社長のための「コラム&NEWS」
大久保一彦の“流行る”お店の仕組みづくり

57軒目 宣伝を使わず小商圏で生きる道


酒菜いとう
(福岡県)


 道具は使いようで、フェイスブックはとても便利なツールだ。何が便利かというと、同じ想いを伝えたり、共有したりするのにすばらしい。同じ価値感を共有するエンゲージメントの輪も広がる。
 そんなフェイスブックのつながりから知り合った店を今日は紹介しよう。
 
 私は以前とある学校で、フードコーディネーターの資格講座のカリキュラム編成や運営をお手伝いし、大成功に導いたことがある。
 その講座で、築地場内で「倉田商店」という卸を営む倉田さんと知り合った。飲食店も運営する倉田さんとはもう長いつきありになる。その倉田さんとフェイスブックの友達にもなった。

 ある日、倉田さんフェイスブックのウォールに対馬の漁師の細井さんとやりとりをしているのを発見し、早速友達になった。細井さんのウォールにはリアルタイムの漁の状況が書き込まれていて面白かった。
 また、細井さんのウォールで、取引先の飲食店がとてもおいしそうな料理を作っている店を発見した。その店が気になり、奥様とお友達になった。

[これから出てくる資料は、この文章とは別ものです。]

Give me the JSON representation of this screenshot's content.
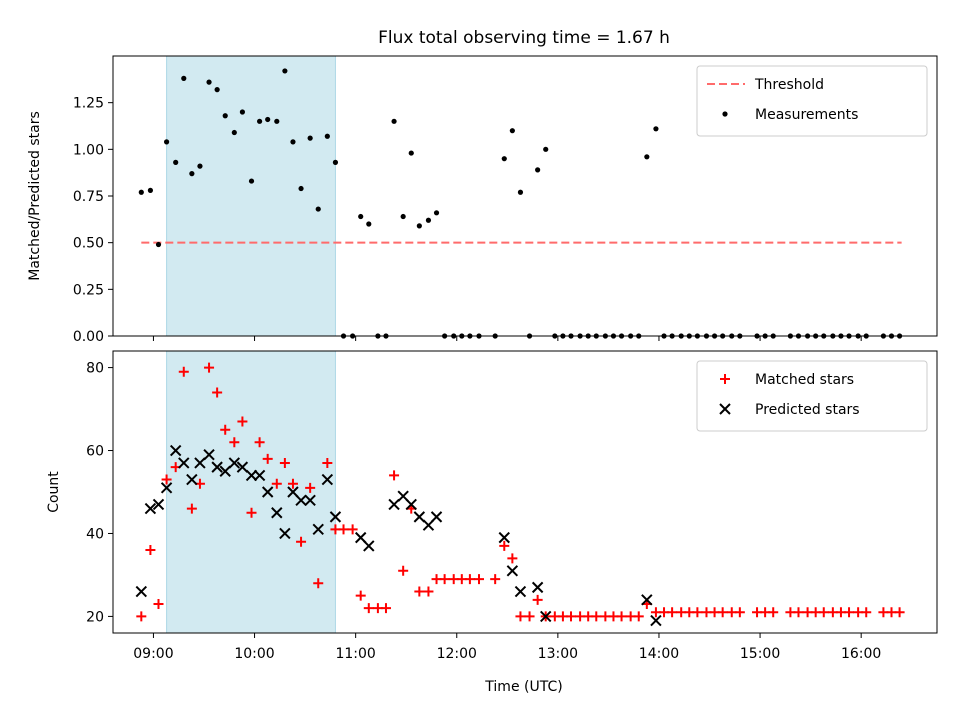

 それが今回紹介させていただく「酒菜いとう」である。


 その後、伊藤さんの友達が、何度か「酒菜いとう」の料理などを書き込みしており、「この店で食事したいなぁ」と思いがつのっていた。そんな矢先に偶然、福岡のダイニングから訪問指導の依頼が入った。
 早速、フェイスブックで伊藤さんに予約のメッセージを入れた。
 
 店は博多駅から車で10分くらいの西鉄高宮である。高宮駅は観光客は多分こないローカル駅。
 
 「酒菜いとう」の外観は、ベタな居酒屋だ。しかし、凛としている。居ぬきの物件を使ったということだが、敷居をさげ、どこか気軽でいい。
 
 店内に入ると居酒屋らしくカウンターがあり、若夫婦が店を切り盛りしている。カウンターの上には手書きのメニューとスタンド式のメニューがある。手書きメニューを見ると、居酒屋メニューがずらりとある。
 しかし、どこかおかしい。なぜなら、となりの常連らしきおじさんがロゼワインを飲んでいるのだ。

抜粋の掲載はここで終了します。